While some of movie's attempts to add brains to its brawn come from further back - my notebook emerged with many question marks alongside the names MC Escher, Nietzsche, and Charles Dickens, whose last lines from A Tale of Two Cities are - literary spoiler alert - almost the last lines of this.
So no, it's not easy entertainment, this finale which brings Bruce Wayne back from a self-imposed exile eight years after the last film left Batman a wanted, damaged but now forgotten man.
Sure, TDKR still comes with the standard superhero movie sequel arc - return, minor victory, heavy defeat, bit of a rethink, second coming and so on ...
But all that is wrapped up in a film that gives over a good deal of its near-three hours on screen to contemplations of mortality, fear, despair, class warfare and revolution, with sideline tutorials in Nietzsche's motto about "what doesn't kill you ..." - that last one involving a prison seemingly designed by Escher as a perpetual pit of despair.
All of which makes TDKR a madly ambitious heavy metal concept album of a movie. It's unrelenting, portentous and it doesn't quite know when to stop. And sometimes you just can't hear the words either.
Of course it looks grimly fabulous with Nolan using his preferred IMax big-format film cameras to even greater effect than he did last time. Delivering images as vivid as they are vertiginous, it's impressively immersive right from the skyjacking prologue which introduces new nemesis Bane (Hardy), to when he effectively takes Batman's hometown hostage. He does that with talk of a people's revolution and a storming of the local Bastille and the imprisoning of the police force beneath the city.
But while the pictures are quite something, the sound can't keep up.
Tom Hardy's hulking Bane wears a mask which covers his mouth in a brutal grilled gasmask from behind which Hardy can sound menacingly eloquent. "Can" because much of the time Bane can also sound garbled and indecipherable - think Ian McKellen shouting into a baked bean can.
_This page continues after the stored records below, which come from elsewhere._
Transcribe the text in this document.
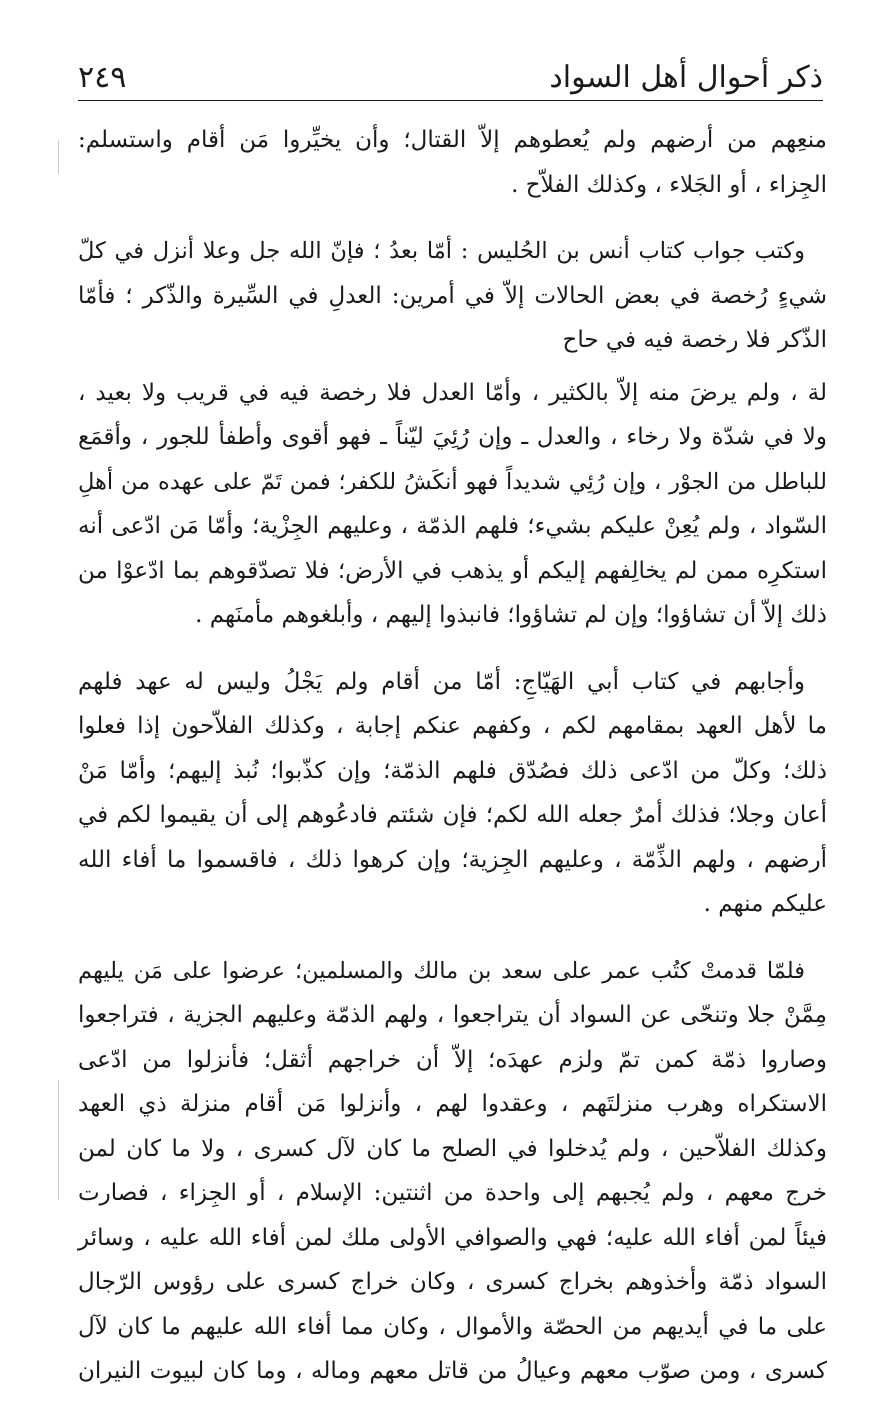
ذكر أحوال أهل السواد
٢٤٩

منعِهم من أرضهم ولم يُعطوهم إلاّ القتال؛ وأن يخيِّروا مَن أقام واستسلم:
الجِزاء ، أو الجَلاء ، وكذلك الفلاّح .

وكتب جواب كتاب أنس بن الحُليس : أمّا بعدُ ؛ فإنّ الله جل وعلا أنزل في كلّ
شيءٍ رُخصة في بعض الحالات إلاّ في أمرين: العدلِ في السِّيرة والذّكر ؛ فأمّا
الذّكر فلا رخصة فيه في حاح

لة ، ولم يرضَ منه إلاّ بالكثير ، وأمّا العدل فلا رخصة فيه في قريب ولا بعيد ،
ولا في شدّة ولا رخاء ، والعدل ـ وإن رُئِيَ ليّناً ـ فهو أقوى وأطفأ للجور ، وأقمَع
للباطل من الجوْر ، وإن رُئِي شديداً فهو أنكَشُ للكفر؛ فمن تَمّ على عهده من أهلِ
السّواد ، ولم يُعِنْ عليكم بشيء؛ فلهم الذمّة ، وعليهم الجِزْية؛ وأمّا مَن ادّعى أنه
استكرِه ممن لم يخالِفهم إليكم أو يذهب في الأرض؛ فلا تصدّقوهم بما ادّعوْا من
ذلك إلاّ أن تشاؤوا؛ وإن لم تشاؤوا؛ فانبذوا إليهم ، وأبلغوهم مأمنَهم .

وأجابهم في كتاب أبي الهَيّاجِ: أمّا من أقام ولم يَجْلُ وليس له عهد فلهم
ما لأهل العهد بمقامهم لكم ، وكفهم عنكم إجابة ، وكذلك الفلاّحون إذا فعلوا
ذلك؛ وكلّ من ادّعى ذلك فصُدّق فلهم الذمّة؛ وإن كذّبوا؛ نُبذ إليهم؛ وأمّا مَنْ
أعان وجلا؛ فذلك أمرٌ جعله الله لكم؛ فإن شئتم فادعُوهم إلى أن يقيموا لكم في
أرضهم ، ولهم الذِّمّة ، وعليهم الجِزية؛ وإن كرهوا ذلك ، فاقسموا ما أفاء الله
عليكم منهم .

فلمّا قدمتْ كتُب عمر على سعد بن مالك والمسلمين؛ عرضوا على مَن يليهم
مِمَّنْ جلا وتنحّى عن السواد أن يتراجعوا ، ولهم الذمّة وعليهم الجزية ، فتراجعوا
وصاروا ذمّة كمن تمّ ولزم عهدَه؛ إلاّ أن خراجهم أثقل؛ فأنزلوا من ادّعى
الاستكراه وهرب منزلتَهم ، وعقدوا لهم ، وأنزلوا مَن أقام منزلة ذي العهد
وكذلك الفلاّحين ، ولم يُدخلوا في الصلح ما كان لآل كسرى ، ولا ما كان لمن
خرج معهم ، ولم يُجبهم إلى واحدة من اثنتين: الإسلام ، أو الجِزاء ، فصارت
فيئاً لمن أفاء الله عليه؛ فهي والصوافي الأولى ملك لمن أفاء الله عليه ، وسائر
السواد ذمّة وأخذوهم بخراج كسرى ، وكان خراج كسرى على رؤوس الرّجال
على ما في أيديهم من الحصّة والأموال ، وكان مما أفاء الله عليهم ما كان لآل
كسرى ، ومن صوّب معهم وعيالُ من قاتل معهم وماله ، وما كان لبيوت النيران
Combined with Bale's caped crusader peculiar rasp, things can get pretty murky sound-wise, especially when Hans Zimmer's drums-of-doom soundtrack kicks in yet again.
Fortunately, there are a surfeit of mask-free characters to explain what's going on, especially Michael Caine who as Alfred, the faithful butler cum kindly uncle gets in multiple farewell speeches. The movie's only gals help keep the drama interesting with Anne Hathaway's terrific Selina Kyle/Catwoman bringing some sexy sarcastic fun to the sidelines, even if her character motivations swing all over the place. Marion Cotillard's boardroom-brainy beauty is apparently just who Bruce Wayne needs to bring him out of his shell.
They all help breathe some life into TDKR, a great grinding machine of a movie that reaches the thrill levels of its predecessor only once it lets loose in its final act.
As a film, it's flawed and overwrought, attempting to make Batman a movie as pointy-headed as his costume is. But as the closing chapter of what's been a genre-reinventing trilogy, it's still a hell of a send-off.
The Dark Knight Rises
Cast: Christian Bale, Tom Hardy, Anne Hathaway, Gary Oldman, Marion Cotillard, Joseph Gordon-Levitt, Morgan Freeman, Michael Caine
Director: Christopher Nolan
Rating: M (violence)
Running time: 164 mins
Verdict: The exciting, exhausting grandiose finale.